The leaves growing from the base should be removed as soon as growth starts from above the graft knot. Otherwise you are simply growing a random variety of wild plum, still cool, but not really a plum like you expect, probably smaller than a penny and sour with a hint of plum flavor, or a monster tree with tiny black super sweet raindrop plums. I have a lot of land, so I would grow it, but if it’s all you have, I’d start over.
I have two gooseberry bushes which I failed to prune in the early spring. Now they have no fruit. We did have a very dry month of May with days of severe frost which may have damaged the young fruit.
Should I prune the bushes now?
I live north of Cochrane, Alberta and have planted Pembina (2021), a multi-grafted plum tree (Tecumseh, Pembina, Brookred & Brookgold in 2022) and Patterson Pride (2023) in my zone 2/3 garden with some zone 4 micro-climate areas. Our winters can be very cold, or all the snow can melt in mid-winter when the Chinook winds blow. We had a terrible hot dry spring but thankful the June rains have arrived now. I remove the grass from a three-foot area all around each tree and put a full bag of mulch down for each tree in order to survive our changeable weather. The plums are planted about 40 feet inside a partial windbreak area and so far, growing well but no fruit set yet. This could be due to the hot spring and early flower timing of nearby Sandcherry, Nanking cherry and double flowering plum shrubs. I have several American plums that are still too small to bloom. Healthy plants are always better at fending off bugs and pests and we have many local birds that do their part. Pears and apples do well here and seem to have fewer problems.
Have you looked for fruit trees that are native to your part of the world? I’m pretty sure you’d have better luck with them, and they would be more likely to thrive without pesticides.
Here in central Texas (aka h-e-double-l) persimmons and figs do well as long as we don’t have an unusually cold winter. There’s even a new variety of apple that’s easy to grow. Pears and grapes grow well here, too, but I don’t have room for them.
I don’t bother with peaches or anything that requires spraying. That stuff’s available at the grocery store.
Sorry, forgot you can’t use emojis, they auto-correct to question marks – I did not have a question. Ha
Thank you Audrey,
Fruit trees abound here in the Niagara Region, so I stick to raspberries in the fruit line. Your articles are always so helpful and this one shows even experienced and knowledgeable gardeners have their challenges ?
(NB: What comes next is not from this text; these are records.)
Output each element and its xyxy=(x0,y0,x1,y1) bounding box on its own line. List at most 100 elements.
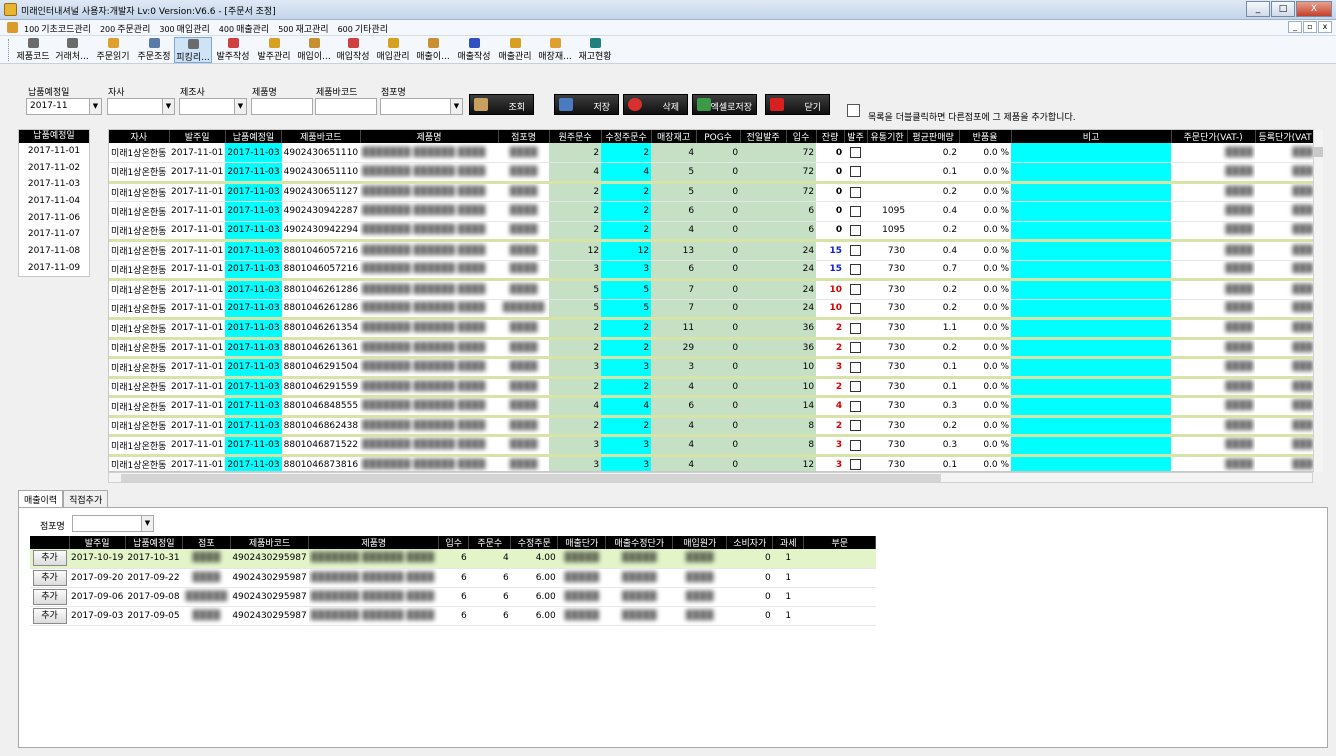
store-select[interactable]: ▼ xyxy=(380,98,463,115)
cell-memo[interactable] xyxy=(1011,143,1172,163)
table-row[interactable]: 미래1상온한동 2017-11-01 2017-11-03 8801046261354… xyxy=(109,318,1316,340)
order-checkbox[interactable] xyxy=(850,361,862,373)
table-row[interactable]: 미래1상온한동 2017-11-01 2017-11-03 8801046261361… xyxy=(109,338,1316,359)
table-row[interactable]: 미래1상온한동 2017-11-01 2017-11-03 8801046261286… xyxy=(109,279,1316,300)
delete-button[interactable]: 삭제 xyxy=(623,94,688,115)
menu-item-100[interactable]: 100 기초코드관리 xyxy=(24,22,91,35)
table-row[interactable]: 미래1상온한동 2017-11-01 2017-11-03 8801046871522… xyxy=(109,435,1316,457)
history-column-header[interactable]: 납품예정일 xyxy=(125,536,183,549)
column-header[interactable]: POG수 xyxy=(696,130,741,143)
menu-item-500[interactable]: 500 재고관리 xyxy=(278,22,328,35)
column-header[interactable]: 비고 xyxy=(1011,130,1172,143)
order-checkbox[interactable] xyxy=(850,459,862,471)
order-checkbox[interactable] xyxy=(850,284,862,296)
order-checkbox[interactable] xyxy=(850,342,862,354)
close-window-button[interactable]: X xyxy=(1296,1,1332,17)
date-list-item[interactable]: 2017-11-04 xyxy=(19,193,89,210)
table-row[interactable]: 미래1상온한동 2017-11-01 2017-11-03 8801046261286… xyxy=(109,299,1316,320)
history-column-header[interactable]: 수정주문 xyxy=(510,536,559,549)
close-button[interactable]: 닫기 xyxy=(765,94,830,115)
save-button[interactable]: 저장 xyxy=(554,94,619,115)
cell-memo[interactable] xyxy=(1011,455,1172,471)
menu-item-400[interactable]: 400 매출관리 xyxy=(219,22,269,35)
column-header[interactable]: 주문단가(VAT-) xyxy=(1171,130,1256,143)
table-row[interactable]: 미래1상온한동 2017-11-01 2017-11-03 8801046057216… xyxy=(109,260,1316,281)
order-checkbox[interactable] xyxy=(850,322,862,334)
table-row[interactable]: 미래1상온한동 2017-11-01 2017-11-03 8801046291559… xyxy=(109,377,1316,398)
column-header[interactable]: 입수 xyxy=(786,130,817,143)
delivery-date-select[interactable]: 2017-11 ▼ xyxy=(26,98,102,115)
column-header[interactable]: 점포명 xyxy=(498,130,550,143)
order-checkbox[interactable] xyxy=(850,245,862,257)
toolbar-button-14[interactable]: 재고현황 xyxy=(575,37,615,63)
table-row[interactable]: 미래1상온한동 2017-11-01 2017-11-03 4902430651110… xyxy=(109,143,1316,163)
history-row[interactable]: 추가 2017-10-19 2017-10-31 ████ 4902430295987 █… xyxy=(30,549,876,569)
column-header[interactable]: 발주일 xyxy=(169,130,226,143)
order-checkbox[interactable] xyxy=(850,400,862,412)
cell-memo[interactable] xyxy=(1011,201,1172,222)
toolbar-button-1[interactable]: 거래처... xyxy=(52,37,92,63)
date-list-item[interactable]: 2017-11-08 xyxy=(19,243,89,260)
date-list-item[interactable]: 2017-11-09 xyxy=(19,260,89,277)
vertical-scrollbar[interactable] xyxy=(1313,129,1323,472)
order-checkbox[interactable] xyxy=(850,302,862,314)
cell-memo[interactable] xyxy=(1011,357,1172,379)
toolbar-button-8[interactable]: 매입작성 xyxy=(334,37,372,63)
history-column-header[interactable]: 매입원가 xyxy=(672,536,728,549)
table-row[interactable]: 미래1상온한동 2017-11-01 2017-11-03 8801046862438… xyxy=(109,416,1316,437)
cell-memo[interactable] xyxy=(1011,318,1172,340)
history-column-header[interactable]: 매출단가 xyxy=(557,536,607,549)
barcode-input[interactable] xyxy=(315,98,377,115)
history-column-header[interactable]: 제품명 xyxy=(308,536,440,549)
company-select[interactable]: ▼ xyxy=(107,98,175,115)
menu-item-600[interactable]: 600 기타관리 xyxy=(338,22,388,35)
history-column-header[interactable]: 부문 xyxy=(803,536,877,549)
order-checkbox[interactable] xyxy=(850,205,862,217)
table-row[interactable]: 미래1상온한동 2017-11-01 2017-11-03 8801046848555… xyxy=(109,396,1316,418)
toolbar-button-2[interactable]: 주문읽기 xyxy=(93,37,133,63)
toolbar-button-11[interactable]: 매출작성 xyxy=(454,37,494,63)
cell-memo[interactable] xyxy=(1011,221,1172,242)
table-row[interactable]: 미래1상온한동 2017-11-01 2017-11-03 8801046873816… xyxy=(109,455,1316,471)
toolbar-button-7[interactable]: 매입이... xyxy=(295,37,333,63)
tab-direct-add[interactable]: 직접추가 xyxy=(63,490,109,507)
table-row[interactable]: 미래1상온한동 2017-11-01 2017-11-03 8801046057216… xyxy=(109,240,1316,261)
table-row[interactable]: 미래1상온한동 2017-11-01 2017-11-03 4902430651110… xyxy=(109,162,1316,184)
history-column-header[interactable]: 주문수 xyxy=(468,536,512,549)
history-store-select[interactable]: ▼ xyxy=(72,515,154,532)
column-header[interactable]: 제품명 xyxy=(360,130,499,143)
history-row[interactable]: 추가 2017-09-20 2017-09-22 ████ 4902430295987 █… xyxy=(30,568,876,588)
toolbar-button-3[interactable]: 주문조정 xyxy=(134,37,174,63)
history-column-header[interactable]: 과세 xyxy=(772,536,805,549)
toolbar-button-4[interactable]: 피킹리... xyxy=(174,37,212,63)
column-header[interactable]: 전일발주 xyxy=(740,130,787,143)
table-row[interactable]: 미래1상온한동 2017-11-01 2017-11-03 4902430942294… xyxy=(109,221,1316,242)
maximize-button[interactable]: □ xyxy=(1271,1,1295,17)
column-header[interactable]: 자사 xyxy=(109,130,170,143)
toolbar-button-5[interactable]: 발주작성 xyxy=(213,37,253,63)
cell-memo[interactable] xyxy=(1011,162,1172,184)
maker-select[interactable]: ▼ xyxy=(179,98,247,115)
add-button[interactable]: 추가 xyxy=(32,588,67,605)
toolbar-button-12[interactable]: 매출관리 xyxy=(495,37,535,63)
product-name-input[interactable] xyxy=(251,98,313,115)
column-header[interactable]: 반품율 xyxy=(959,130,1012,143)
cell-memo[interactable] xyxy=(1011,338,1172,359)
date-list-item[interactable]: 2017-11-03 xyxy=(19,176,89,193)
column-header[interactable]: 제품바코드 xyxy=(281,130,361,143)
menu-item-300[interactable]: 300 매입관리 xyxy=(159,22,209,35)
cell-memo[interactable] xyxy=(1011,396,1172,418)
cell-memo[interactable] xyxy=(1011,299,1172,320)
order-checkbox[interactable] xyxy=(850,420,862,432)
minimize-button[interactable]: _ xyxy=(1246,1,1270,17)
column-header[interactable]: 잔량 xyxy=(816,130,845,143)
date-list-item[interactable]: 2017-11-06 xyxy=(19,210,89,227)
column-header[interactable]: 납품예정일 xyxy=(225,130,283,143)
horizontal-scrollbar[interactable] xyxy=(108,472,1313,483)
date-list-item[interactable]: 2017-11-01 xyxy=(19,143,89,160)
order-checkbox[interactable] xyxy=(850,439,862,451)
history-column-header[interactable]: 소비자가 xyxy=(726,536,774,549)
add-button[interactable]: 추가 xyxy=(32,550,67,567)
column-header[interactable]: 유통기한 xyxy=(867,130,908,143)
date-list-item[interactable]: 2017-11-02 xyxy=(19,160,89,177)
Oh how I would love to grow apricots. There are even varieties that are hardy enough to grow here in Nova Scotia. My one experiment, years ago, with a jersey mac apple tree was such a huge failure I haven’t planted a fruit tree since. Well, crabapples, many of which have scab and those that don’t have rings of perfect little holes up and down the trunk made by the Yellow Bellied Sapsucker. An interesting bird and at least the holes go on to feed other wildlife. I will stick with berries!
Are the plums grafted? The sprouts may be from the rootstock.
Ah it’s good to hear we aren’t the only ones in a struggle to grow fruit trees ?! We have been planting fruit trees for the last ten years and it has been an emotional rollercoaster – first, we tried the “Little Fruit tree” method which involves keeping your trees short, so you can easily harvest and put more trees Into a smaller space…which works great in California. Our multiple feet of snow, densifying into ice in the bottom two feet, would crack the lower-than-usual crotch where our fruiting branches began. So we started over, leaving them to grow taller, which is the perfect height for deer to grab mouthfuls of leaves, tearing young branches as they go by in the night. Then the caterpillars arrive. No fruit yet from our plums, pears and apples, but finally our Crimson Passion cherries have begun to produce fruit. When we feel bad we remind ourselves that our berries are doing great – strawberry, raspberry, and black currants – and feel better ?
Unsubscribing…find someone who actually knows something about plants, and hopefully the ecology. Maybe someone with a few decades of actual hands-on growing of them.